The mechanism of superconductivity is divided into a high-energy piece, identified with the pair binding or the formation of a superspin amplitude, and a low-energy piece that involves a superspin-flop mechanism for selecting the orientation of the superspin and resolving the competition between the SC and AF states. These two different energy scales have different doping dependences. With increasing doping, TMF decreases because the effective J decreases, but Tc increases because both the thermal and the quantum SO(5) fluctuations decrease. Recent photoemission experiments (40) found that the electronic gap decreases with increasing Tc, which is inconsistent with the weak-coupling BCS theory but consistent with the current model. This work also answers the question of why Tc is low compared with the energy scales of the pair formation. Emery and Kivelson (11) rightfully argued that this happens because the superfluid density is low, but did not offer an explanation of why this is so. The current work explains this in terms of increased quantum and classical SO(5) fluctuations near the isotropic point μc, which suppress both the Néel temperature and the SC transition temperature. The spin-gap phenomenon is naturally interpreted in terms of the competition between entropy and anisotropy energy in superspin space. The most direct experimental evidence in support of the approximate SO(5) symmetry is the resonant neutron-scattering peaks in the underdoped and optimally doped region. These modes are naturally interpreted in terms of the pseudo-Goldstone bosons associated with the spontaneous SO(5) symmetry breaking.
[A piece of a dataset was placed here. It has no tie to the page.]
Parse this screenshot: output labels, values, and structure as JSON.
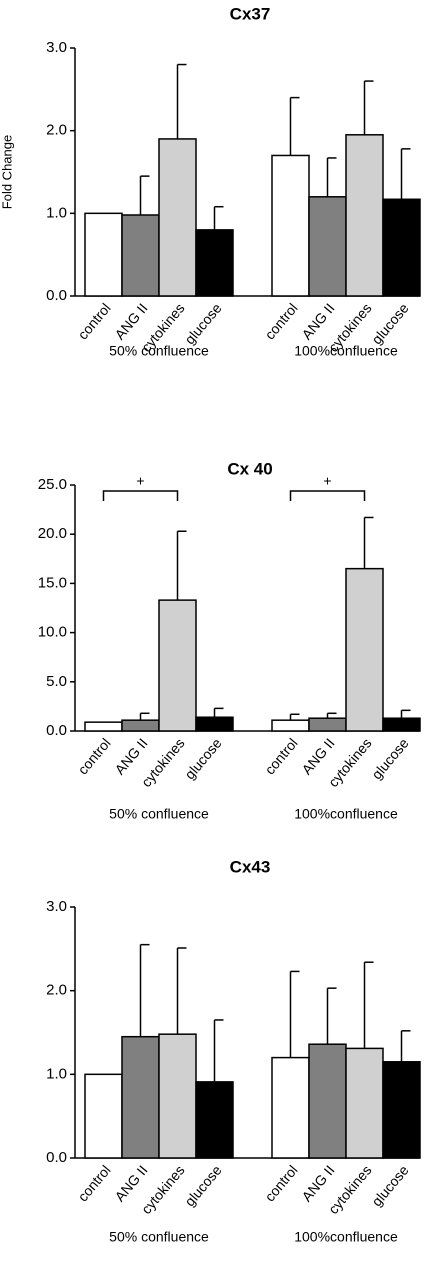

Notably absent in this discussion is the transport properties of the high-Tc oxides. Below TMF, transport properties could be addressed by considering fermions coupled to the SO(5) nonlinear σ model degrees of freedom. However, quantitative details have not yet been fully worked out.
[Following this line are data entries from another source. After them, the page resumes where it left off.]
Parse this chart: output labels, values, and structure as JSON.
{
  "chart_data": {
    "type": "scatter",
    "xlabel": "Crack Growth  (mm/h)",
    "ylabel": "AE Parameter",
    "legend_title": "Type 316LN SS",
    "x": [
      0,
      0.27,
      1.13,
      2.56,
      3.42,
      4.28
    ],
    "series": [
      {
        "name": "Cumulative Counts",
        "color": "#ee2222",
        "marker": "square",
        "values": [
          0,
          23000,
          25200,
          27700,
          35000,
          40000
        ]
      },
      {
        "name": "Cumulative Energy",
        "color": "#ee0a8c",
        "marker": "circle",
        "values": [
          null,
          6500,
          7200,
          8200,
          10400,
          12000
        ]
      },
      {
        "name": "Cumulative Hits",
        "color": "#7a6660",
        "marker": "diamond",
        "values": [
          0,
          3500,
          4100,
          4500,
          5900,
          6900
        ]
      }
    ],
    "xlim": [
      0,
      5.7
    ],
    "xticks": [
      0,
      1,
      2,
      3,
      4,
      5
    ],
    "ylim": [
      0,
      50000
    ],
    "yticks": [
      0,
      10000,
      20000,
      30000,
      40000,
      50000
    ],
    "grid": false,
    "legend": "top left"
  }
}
The current theory unifies a number of seeming divergent theoretical approaches to the high-Tc problem. It outlines a strategy to systematically extract the low-energy content of the t-J model by constructing low-energy field theory constrained by the microscopic symmetry. The SO(5) symmetry can be used as a basic principle to organize the various theoretical proposals. Most directly, it unifies the SO(3) nonlinear σ model theory (6, 8, 9) with the U(1) nonlinear σ model theory (10, 11). The “spin fluctuation exchange” (23, 8, 12) approach should be interpreted as a theory of TMF. Phase separation (4) occurs in the t-J model because the superspin-flop transition is first order, therefore giving rise to a “forbidden density region.” The spin-bag phase (5) can emerge in the phase diagram as a result of increased π fluctuation, or more precisely when χπ > χc. The SO(5) quantum-disordered phase could in some sense be associated with the RVB phase in Anderson's (1) original proposal, and occurs as a result of increased SO(5) quantum fluctuation.
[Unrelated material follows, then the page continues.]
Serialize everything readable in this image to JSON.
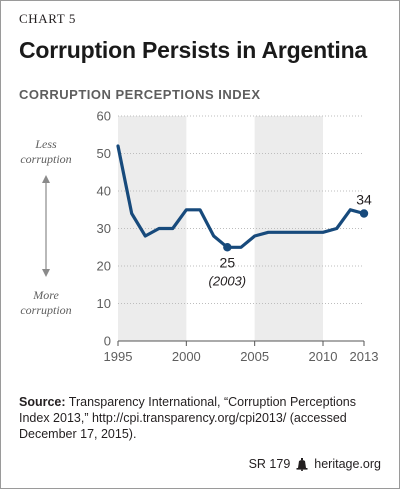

The SO(5) theory makes a number of new experimental predictions. The most direct prediction is that when the materials are sufficiently clean, there could be a direct first-order transition between the AF and the SC states. Measurements near the bicritical point can be compared quantitatively with the theoretical predictions and can serve as an important test of the theory. There are other predictions for which I shall only outline the basic ideas. In the conventional Landau-Ginzburg theory of superconductivity, the order parameter is constrained to lie in a plane. Near the core of a SC vortex, a mathematical singularity is unavoidable. However, in the superspin model, because of the 5D-order parameter, the superspin could lie in the SC plane far away from a vortex, but flip into the AF sphere inside a vortex. Such a topological configuration is called a “meron” in field theory, meaning half of a Skyrmion. Therefore, the current theory predicts that the core of a vortex in underdoped superconductors is not filled with normal electrons but is antiferromagnetic instead. Such an effect could be observed directly by studying the elastic satellite peaks in neutron-scattering experiments of the vortex lattice. The current theory can also be used to predict the static and dynamic properties of the interface between the AF and the SC phases.